Tuesday, September 20, 2011

Theological Kaleidoscope: The Ever-Changing Genesis 3.16

From 
"Intelligent Submission & Other Ways of Feminine Wisdom"

How many times can a verse be changed in Bible translations before anyone notices that something fishy is going on? Is it possible to do it, say, nine times over the course of sixteen centuries? Yes, it actually is. Genesis 3.16 has been changed numerous times over the centuries. With every major change in theology, this one verse has been changed in both wording and meaning. But why this particular verse of all the verses in the Bible? Because it is the only verse in the Bible that talks about the man's rule.
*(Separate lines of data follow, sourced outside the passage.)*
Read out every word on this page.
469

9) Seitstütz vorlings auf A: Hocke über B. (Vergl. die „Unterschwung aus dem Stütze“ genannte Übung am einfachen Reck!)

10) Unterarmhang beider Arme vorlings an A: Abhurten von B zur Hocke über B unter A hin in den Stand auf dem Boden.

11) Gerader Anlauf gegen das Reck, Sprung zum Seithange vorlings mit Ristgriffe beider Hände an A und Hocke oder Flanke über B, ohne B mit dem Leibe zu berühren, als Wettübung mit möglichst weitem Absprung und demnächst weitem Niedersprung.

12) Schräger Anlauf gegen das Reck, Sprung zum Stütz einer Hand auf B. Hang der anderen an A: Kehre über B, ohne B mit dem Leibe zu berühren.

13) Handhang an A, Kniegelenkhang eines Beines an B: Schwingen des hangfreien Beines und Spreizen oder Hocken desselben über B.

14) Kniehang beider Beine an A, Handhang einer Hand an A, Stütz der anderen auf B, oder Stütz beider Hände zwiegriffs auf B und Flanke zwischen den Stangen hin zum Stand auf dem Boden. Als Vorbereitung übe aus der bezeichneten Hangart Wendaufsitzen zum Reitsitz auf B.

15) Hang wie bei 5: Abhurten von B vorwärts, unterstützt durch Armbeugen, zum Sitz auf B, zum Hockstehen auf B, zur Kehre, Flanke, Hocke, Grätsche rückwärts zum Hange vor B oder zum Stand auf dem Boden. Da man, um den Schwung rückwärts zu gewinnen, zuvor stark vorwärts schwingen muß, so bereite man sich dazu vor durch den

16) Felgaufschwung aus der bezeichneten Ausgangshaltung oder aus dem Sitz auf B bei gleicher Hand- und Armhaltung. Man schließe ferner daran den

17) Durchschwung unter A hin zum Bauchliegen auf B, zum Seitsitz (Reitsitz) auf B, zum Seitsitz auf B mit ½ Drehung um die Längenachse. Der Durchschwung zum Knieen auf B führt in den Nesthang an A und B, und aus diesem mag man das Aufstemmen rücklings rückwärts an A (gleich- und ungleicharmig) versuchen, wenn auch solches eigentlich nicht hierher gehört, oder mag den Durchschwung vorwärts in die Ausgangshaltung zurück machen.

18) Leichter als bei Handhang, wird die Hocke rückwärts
The first change was made by Jerome in the beginning of the fifth century in his newly created Latin translation. Instead of providing a literal translation, he decided to express the meaning of the verse as the patristic church understood it. In the Vulgate, Genesis 3.16 tells us that the woman was placed under the man's authority for Jerome thought the verse said God caused the woman to turn to the man as a punishment for her sin. For about a thousand years, the Latin translation was the only one available. When the reformers decided to rid themselves of the obsolete language in favor of languages actually spoken by the people, the meaning of the verse was changed again. The German reformer, Luther, changed Jerome's paraphrase with a small addition of his own: he added the word “will” to the text making the woman
's will subject to the man as a punishment for her sin; Calvin agreed with Luther for he thought the verse said the woman would desire only that which the husband wished, as her punishment was servile subjection.[i] The creators of the Geneva Bible decided that it was the woman's desire that was subject to the man while Luther's English contemporary Myles Coverdale chose the word “lust,” making the woman literally lust after the man. The King James Version scholars must have felt uneasy about using such a crude word for they chose the more polished word “desire,” setting precedence for four centuries of translations. A deviation from the norm - and the Septuagint itself - is found in the nineteenth-century English translation of the Greek Septuagint in which the woman's submission is said to be to her husband. The latest change, made at the end of the twentieth century, is found in the footnotes of The New Living Translation: the desire is now understood to be the woman's desire to control the man.